Aftermath or intermission?

The exuberant joy and optimism of the last few days since the Doha accord is already giving way to weary suspicion, due to several shooting incidents between supporters of the opposition and the government (in one of which an LAF soldier got killed) as well as the M-14 insistence on reinstating Siniora as prime minister, even as the man himself was understandably less than enthusiastic to return to the job. The opposition was not amused, although Hizbullah itself (contrary to Aoun and the SSNP) has not issued any statements opposing his election (by a scant 68 parliamentarians out of 127), so presumably it is not going to be blown up into a real stumbling block. The negotiations on the division of the loot – sorry, on the allocation of cabinet posts – have started today.
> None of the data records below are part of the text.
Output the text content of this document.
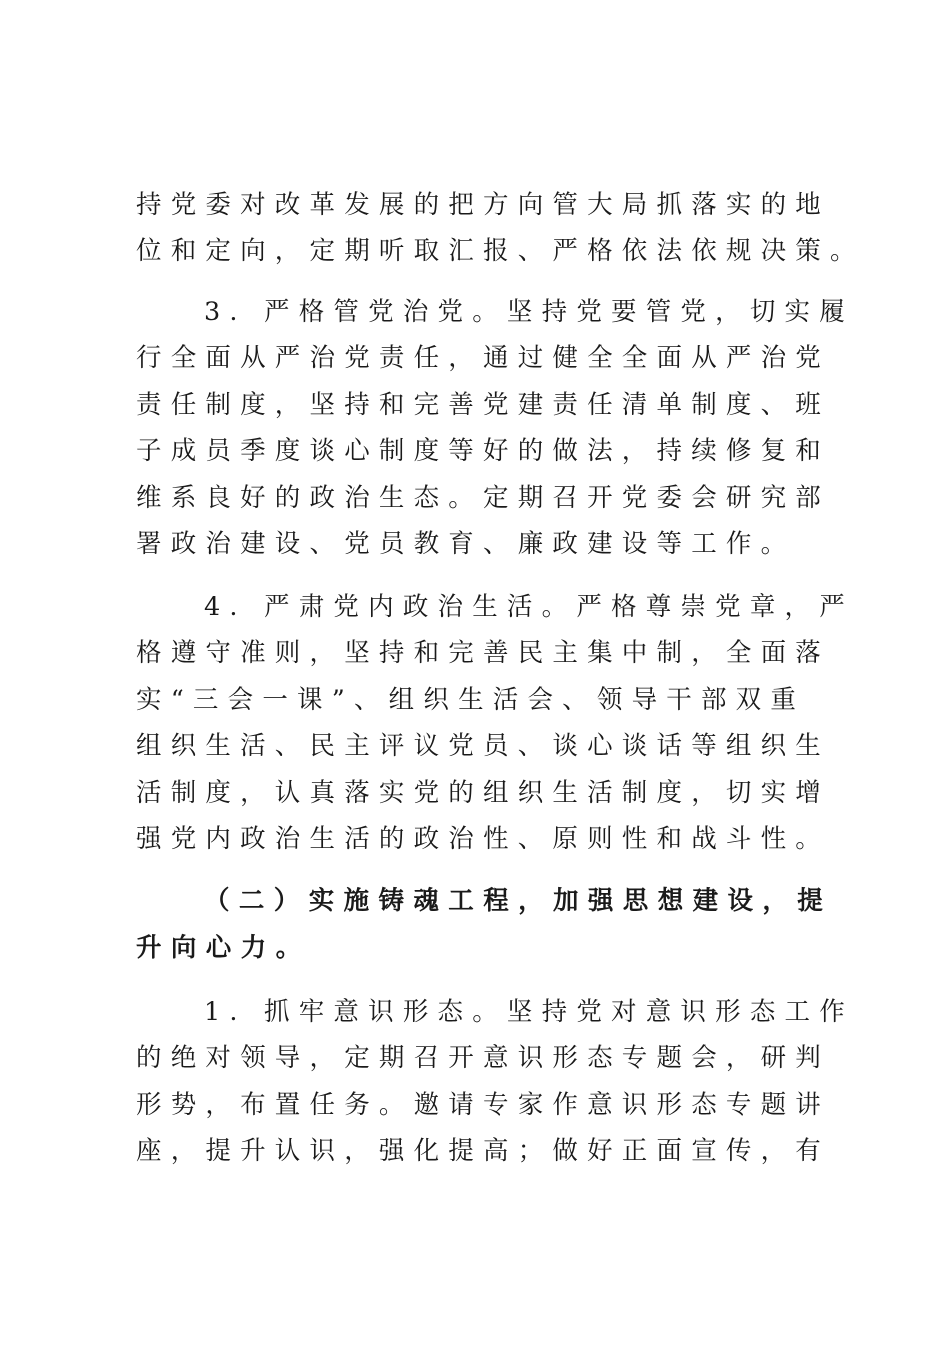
持党委对改革发展的把方向管大局抓落实的地
位和定向，定期听取汇报、严格依法依规决策。
3. 严格管党治党。坚持党要管党，切实履
行全面从严治党责任，通过健全全面从严治党
责任制度，坚持和完善党建责任清单制度、班
子成员季度谈心制度等好的做法，持续修复和
维系良好的政治生态。定期召开党委会研究部
署政治建设、党员教育、廉政建设等工作。
4. 严肃党内政治生活。严格尊崇党章，严
格遵守准则，坚持和完善民主集中制，全面落
实“三会一课”、组织生活会、领导干部双重
组织生活、民主评议党员、谈心谈话等组织生
活制度，认真落实党的组织生活制度，切实增
强党内政治生活的政治性、原则性和战斗性。
（二）实施铸魂工程，加强思想建设，提
升向心力。
1. 抓牢意识形态。坚持党对意识形态工作
的绝对领导，定期召开意识形态专题会，研判
形势，布置任务。邀请专家作意识形态专题讲
座，提升认识，强化提高；做好正面宣传，有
Meanwhile, the media truce (such as it was) is already evaporating and utterly biased reporting has returned on both sides of the political spectrum (the link is to an interesting and well-informed article on menassat.com describing the media war that accompanied the fighting on the ground). Read also this article about ‘Lebanon’s only objective news service’. Rami Khoury meanwhile analyzes the importance of the recent events from a global-powers-in-the-Middle-East perspective on the Agence Globale website.

On the economic level, Solidere and other shares on the Lebanese stock exchange are jumping up, Merrill-Lynch has upgraded Lebanon’s credit rating, expats and Gulf tourists are already flooding back into the country, long-stalled construction projects have resumed and downtown businesses are reopening by the dozens. Whether this will prove to be a short lull in the tensions or a lasting ceasefire, money is being spun off it in serious amounts already. Which hasn’t stopped Lebanon’s ‘odious’ public debt rising to a preposterous $43.2 billion

In other news, Hizullah is reporting progress on a prisoner swapping deal with Israel, in which five Lebanese prisoners and ten bodies of dead Hizbullah fighters will be exchanged in return for the two Israeli soldiers captured by Hizbullah in July 2006. In case you still thought a full-scale war killing over a thousand people was more effective than negotiations… Independently of that deal, Israel will also release on Sunday a Lebanese-born man (whose jewish-Israeli mother married a Lebanese shiite and converted to shia islam) who had been imprisoned for six years on a conviction of spying for Hizbullah.